KV cache: the implicit short-term memory layer
Modern LLM inference servers use a KV cache to avoid recomputing attention over repeated prompt prefixes. If your system prompt is identical across all users — say, a large product manual or shared instructions — caching it once means you only pay the full token cost on the first call; subsequent calls reuse the cached computation. This is not "memory" in the agent sense, but it is a meaningful latency and cost lever when combined with a large static knowledge base injected into the system prompt.
FAQ
What is short-term memory in an AI agent?
Short-term memory is the agent's context window — all the text currently passed to the model: the system prompt, conversation history, tool results, and any documents pasted in. It is always visible to the model without a retrieval step, but it resets to empty at the start of every new session. Anything you want to survive beyond the current conversation must be written to long-term storage.
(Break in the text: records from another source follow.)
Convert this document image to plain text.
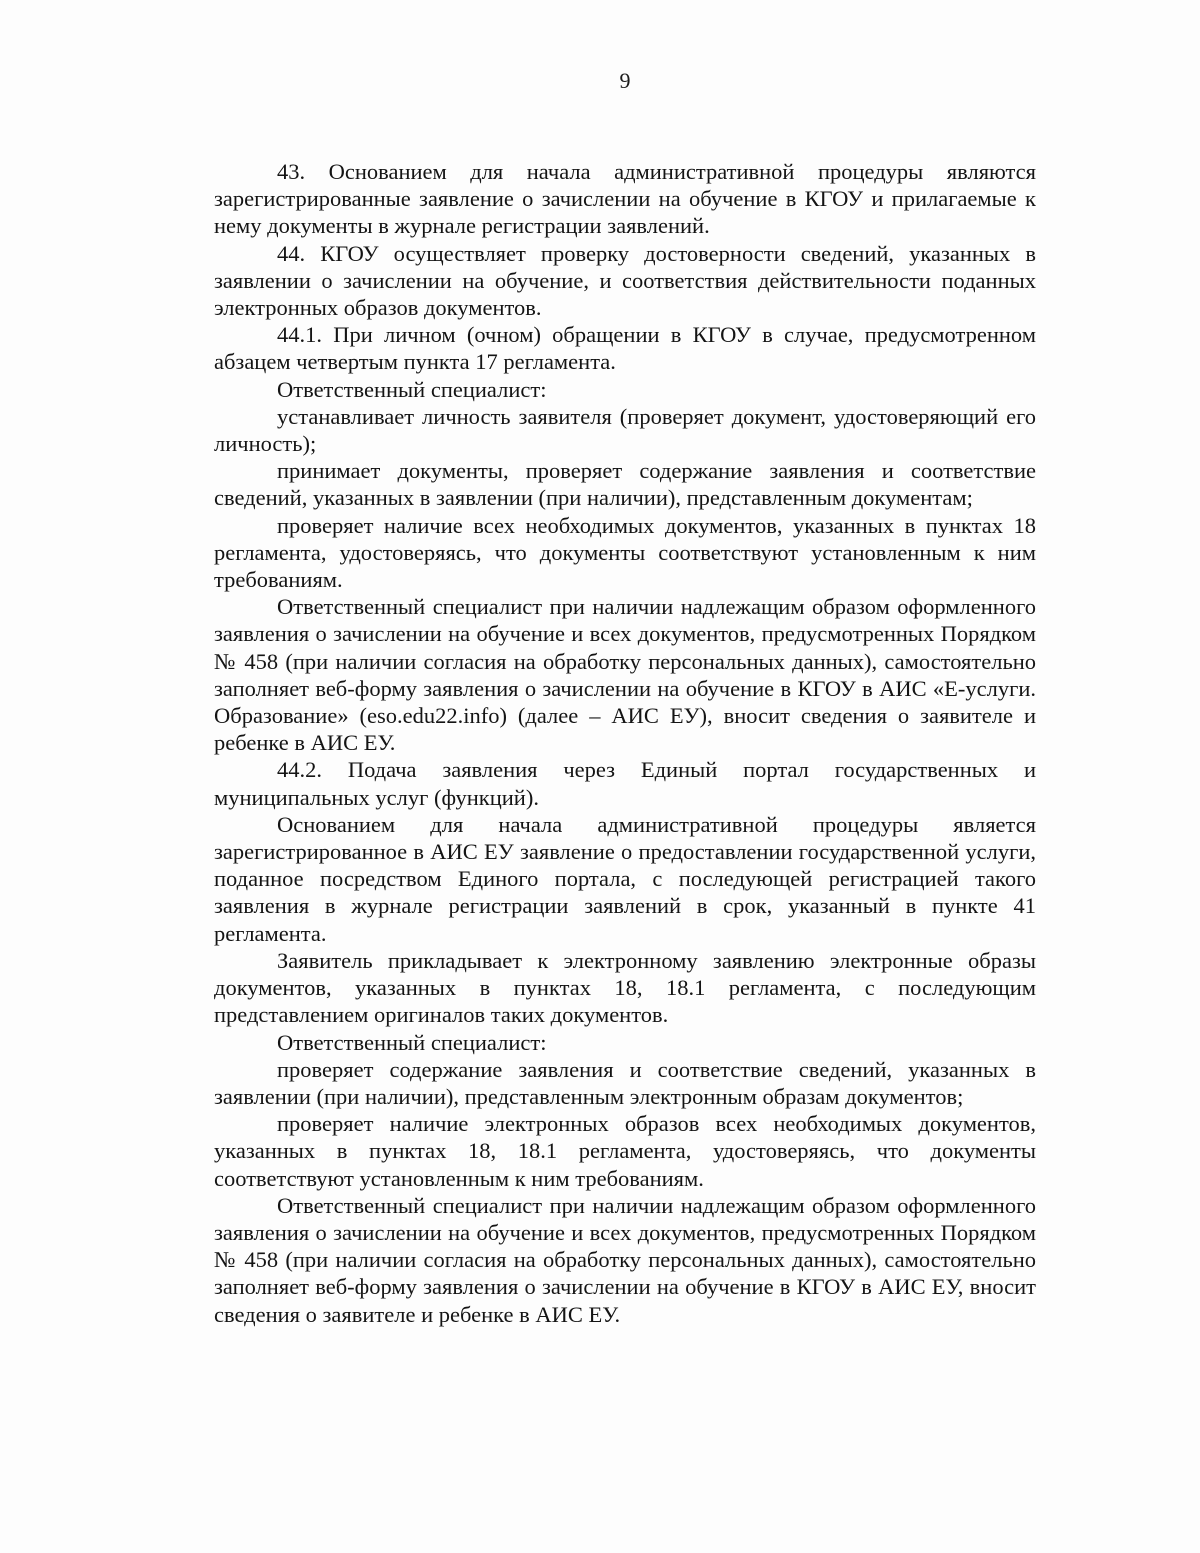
9

43. Основанием для начала административной процедуры являются зарегистрированные заявление о зачислении на обучение в КГОУ и прилагаемые к нему документы в журнале регистрации заявлений.

44. КГОУ осуществляет проверку достоверности сведений, указанных в заявлении о зачислении на обучение, и соответствия действительности поданных электронных образов документов.

44.1. При личном (очном) обращении в КГОУ в случае, предусмотренном абзацем четвертым пункта 17 регламента.

Ответственный специалист:

устанавливает личность заявителя (проверяет документ, удостоверяющий его личность);

принимает документы, проверяет содержание заявления и соответствие сведений, указанных в заявлении (при наличии), представленным документам;

проверяет наличие всех необходимых документов, указанных в пунктах 18 регламента, удостоверяясь, что документы соответствуют установленным к ним требованиям.

Ответственный специалист при наличии надлежащим образом оформленного заявления о зачислении на обучение и всех документов, предусмотренных Порядком № 458 (при наличии согласия на обработку персональных данных), самостоятельно заполняет веб-форму заявления о зачислении на обучение в КГОУ в АИС «Е-услуги. Образование» (eso.edu22.info) (далее – АИС ЕУ), вносит сведения о заявителе и ребенке в АИС ЕУ.

44.2. Подача заявления через Единый портал государственных и муниципальных услуг (функций).

Основанием для начала административной процедуры является зарегистрированное в АИС ЕУ заявление о предоставлении государственной услуги, поданное посредством Единого портала, с последующей регистрацией такого заявления в журнале регистрации заявлений в срок, указанный в пункте 41 регламента.

Заявитель прикладывает к электронному заявлению электронные образы документов, указанных в пунктах 18, 18.1 регламента, с последующим представлением оригиналов таких документов.

Ответственный специалист:

проверяет содержание заявления и соответствие сведений, указанных в заявлении (при наличии), представленным электронным образам документов;

проверяет наличие электронных образов всех необходимых документов, указанных в пунктах 18, 18.1 регламента, удостоверяясь, что документы соответствуют установленным к ним требованиям.

Ответственный специалист при наличии надлежащим образом оформленного заявления о зачислении на обучение и всех документов, предусмотренных Порядком № 458 (при наличии согласия на обработку персональных данных), самостоятельно заполняет веб-форму заявления о зачислении на обучение в КГОУ в АИС ЕУ, вносит сведения о заявителе и ребенке в АИС ЕУ.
What is long-term memory in an AI agent?
Long-term memory is information stored in an external database (most commonly a vector database) that the agent can write to and read from across multiple sessions. At the start of a session the agent retrieves relevant entries and injects them into the context window. Unlike short-term memory it is not cleared between sessions, so it enables personalisation, continuity, and accumulated knowledge.
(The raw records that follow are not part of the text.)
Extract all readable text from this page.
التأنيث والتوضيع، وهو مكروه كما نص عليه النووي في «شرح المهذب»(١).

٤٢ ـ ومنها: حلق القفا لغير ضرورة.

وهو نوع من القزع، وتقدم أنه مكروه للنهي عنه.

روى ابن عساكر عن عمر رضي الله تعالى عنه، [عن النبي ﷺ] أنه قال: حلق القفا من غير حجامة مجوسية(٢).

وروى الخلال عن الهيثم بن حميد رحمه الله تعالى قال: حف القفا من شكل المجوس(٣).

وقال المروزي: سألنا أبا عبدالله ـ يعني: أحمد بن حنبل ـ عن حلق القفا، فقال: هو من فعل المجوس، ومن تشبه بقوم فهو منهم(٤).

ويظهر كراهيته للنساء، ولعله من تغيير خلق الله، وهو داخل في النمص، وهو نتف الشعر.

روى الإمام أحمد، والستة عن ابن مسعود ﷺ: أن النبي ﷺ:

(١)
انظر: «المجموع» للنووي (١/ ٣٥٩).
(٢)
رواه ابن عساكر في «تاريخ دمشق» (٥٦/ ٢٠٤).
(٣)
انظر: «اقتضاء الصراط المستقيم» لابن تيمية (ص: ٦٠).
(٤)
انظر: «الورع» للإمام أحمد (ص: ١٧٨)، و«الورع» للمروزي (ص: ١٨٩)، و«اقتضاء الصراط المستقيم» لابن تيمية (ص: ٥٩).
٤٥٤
How do AI agents remember things between conversations?
By saving important information to an external store at the end of a session — user preferences, task summaries, key facts — and then retrieving the most relevant entries at the start of the next session. Those retrieved memories are injected into the system prompt, so the model reads them as part of its context window. From the model's perspective, it looks like the information was always there.
Is the context window really "memory"?
It functions like memory in the sense that the model can reference any information it contains. But it is more like a whiteboard than memory: perfect recall of everything currently on it, but wiped completely when the session ends. True cross-session memory requires writing to an external store. The context window is where retrieved memories land, not where they live.
Do larger context windows make long-term memory unnecessary?
Not quite. Even a 1-million-token context window has three limitations: it resets between sessions (so it cannot replace persistent storage), it costs money per token every single call (so keeping large amounts of stale history is expensive), and research shows models can struggle with information buried in the middle of very long contexts. Long-term memory with selective retrieval is still the right architecture for persistent, personalised agents.
What is a vector database and why do agents use it for memory?
A vector database stores text as numerical embeddings and retrieves entries by semantic similarity — finding the most relevant memories even if the exact words don't match. For example, a query like "what does the user prefer?" can retrieve a stored fact about output formatting even if it was saved under a different phrasing. Popular options include Pinecone, Weaviate, Chroma, and pgvector (a PostgreSQL extension).